Biological anthropologist Helen Fisher told us humans evolved romantic love because they needed to pair up to raise their helpless infants. Fisher co-authored an article arguing that romantic love is a drive that humans evolved to aid in reproduction. It’s academic, but quite readable.
Helen Fisher wrote this book chapter in which she describes three human mating systems: lust, romantic love, and attachment love. She argues that love often lasts about four years — about long enough to raise a child together to the point that the child no longer needs constant tending.
She also gave this TED talk about why people pair up romantically.
A lot of evolutionary biologists, like David Buss, agree with Helen Fisher. He explained his ideas on “the roots of love” to PBS.

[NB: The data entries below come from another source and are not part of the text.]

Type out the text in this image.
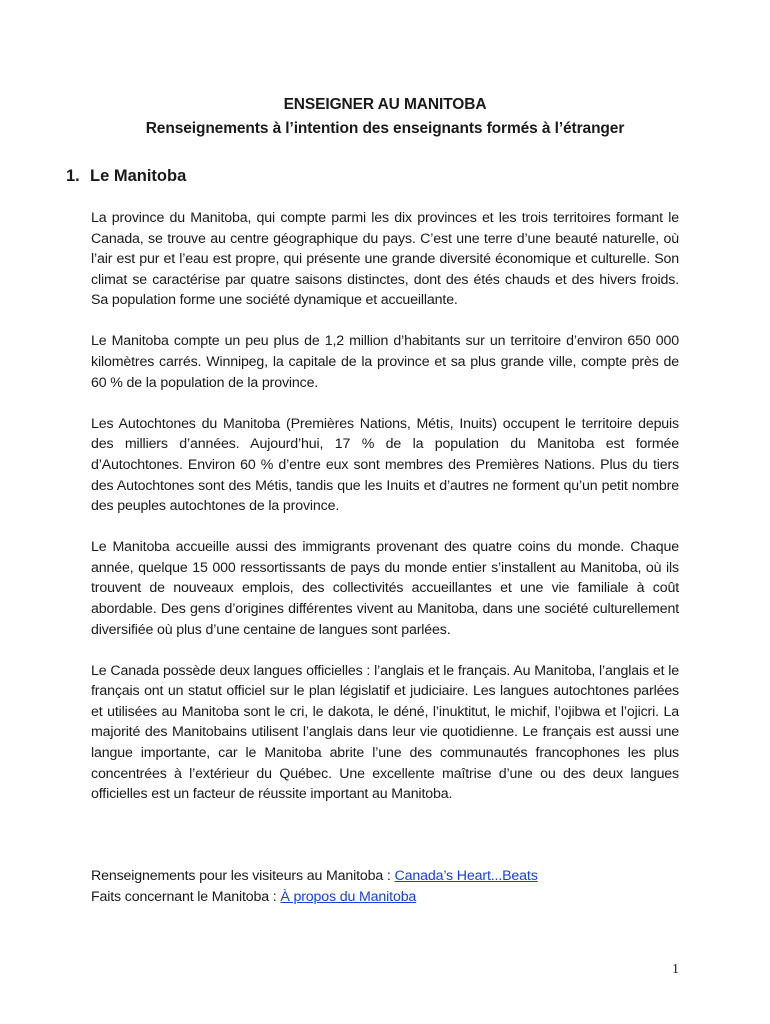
ENSEIGNER AU MANITOBA
Renseignements à l’intention des enseignants formés à l’étranger
1. Le Manitoba

La province du Manitoba, qui compte parmi les dix provinces et les trois territoires formant le Canada, se trouve au centre géographique du pays. C’est une terre d’une beauté naturelle, où l’air est pur et l’eau est propre, qui présente une grande diversité économique et culturelle. Son climat se caractérise par quatre saisons distinctes, dont des étés chauds et des hivers froids. Sa population forme une société dynamique et accueillante.

Le Manitoba compte un peu plus de 1,2 million d’habitants sur un territoire d’environ 650 000 kilomètres carrés. Winnipeg, la capitale de la province et sa plus grande ville, compte près de 60 % de la population de la province.

Les Autochtones du Manitoba (Premières Nations, Métis, Inuits) occupent le territoire depuis des milliers d’années. Aujourd’hui, 17 % de la population du Manitoba est formée d’Autochtones. Environ 60 % d’entre eux sont membres des Premières Nations. Plus du tiers des Autochtones sont des Métis, tandis que les Inuits et d’autres ne forment qu’un petit nombre des peuples autochtones de la province.

Le Manitoba accueille aussi des immigrants provenant des quatre coins du monde. Chaque année, quelque 15 000 ressortissants de pays du monde entier s’installent au Manitoba, où ils trouvent de nouveaux emplois, des collectivités accueillantes et une vie familiale à coût abordable. Des gens d’origines différentes vivent au Manitoba, dans une société culturellement diversifiée où plus d’une centaine de langues sont parlées.

Le Canada possède deux langues officielles : l’anglais et le français. Au Manitoba, l’anglais et le français ont un statut officiel sur le plan législatif et judiciaire. Les langues autochtones parlées et utilisées au Manitoba sont le cri, le dakota, le déné, l’inuktitut, le michif, l’ojibwa et l’ojicri. La majorité des Manitobains utilisent l’anglais dans leur vie quotidienne. Le français est aussi une langue importante, car le Manitoba abrite l’une des communautés francophones les plus concentrées à l’extérieur du Québec. Une excellente maîtrise d’une ou des deux langues officielles est un facteur de réussite important au Manitoba.

Renseignements pour les visiteurs au Manitoba : Canada’s Heart...Beats
Faits concernant le Manitoba : À propos du Manitoba
1
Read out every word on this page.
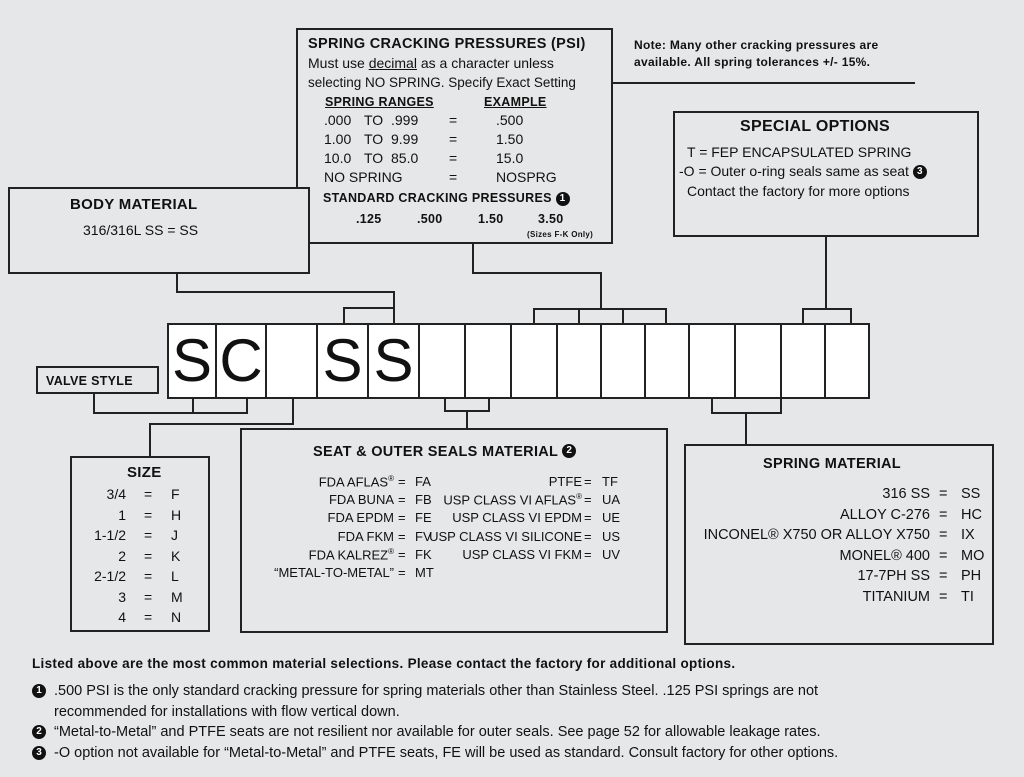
SPRING CRACKING PRESSURES (PSI)
Must use decimal as a character unless
selecting NO SPRING. Specify Exact Setting
SPRING RANGES	EXAMPLE
.000 TO .999 =	.500
1.00 TO 9.99 =	1.50
10.0 TO 85.0 =	15.0
NO SPRING	=	NOSPRG
STANDARD CRACKING PRESSURES 1
.125	.500	1.50	3.50
(Sizes F-K Only)
Note: Many other cracking pressures are
available. All spring tolerances +/- 15%.
BODY MATERIAL
316/316L SS = SS
SPECIAL OPTIONS
T = FEP ENCAPSULATED SPRING
-O = Outer o-ring seals same as seat 3
Contact the factory for more options
VALVE STYLE S C S S
SIZE
3/4 = F
1 = H
1-1/2 = J
2 = K
2-1/2 = L
3 = M
4 = N
SEAT & OUTER SEALS MATERIAL 2
FDA AFLAS® = FA
FDA BUNA = FB
FDA EPDM = FE
FDA FKM = FV
FDA KALREZ® = FK
“METAL-TO-METAL” = MT
PTFE = TF
USP CLASS VI AFLAS® = UA
USP CLASS VI EPDM = UE
USP CLASS VI SILICONE = US
USP CLASS VI FKM = UV
SPRING MATERIAL
316 SS = SS
ALLOY C-276 = HC
INCONEL® X750 OR ALLOY X750 = IX
MONEL® 400 = MO
17-7PH SS = PH
TITANIUM = TI
Listed above are the most common material selections. Please contact the factory for additional options.
1 .500 PSI is the only standard cracking pressure for spring materials other than Stainless Steel. .125 PSI springs are not
recommended for installations with flow vertical down.
2 “Metal-to-Metal” and PTFE seats are not resilient nor available for outer seals. See page 52 for allowable leakage rates.
3 -O option not available for “Metal-to-Metal” and PTFE seats, FE will be used as standard. Consult factory for other options.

On the other hand, some love experts question the notion that romantic love’s only function is to help humans raise children. Anthropologist Ted Fischer agrees that joining a couple can give people advantages when it comes to raising kids. “Human babies are so helpless,” Fischer told us.
But, he said, it’s more complicated than that. Joining a romantic twosome is just one strategy for rearing children. “Pair bonding isn’t the only way to do it,” he said.
What’s more, people join couples for reasons other than raising kids. “There’s lots of pair bonding without kids,” Ted Fischer said, “so there are other things going on.”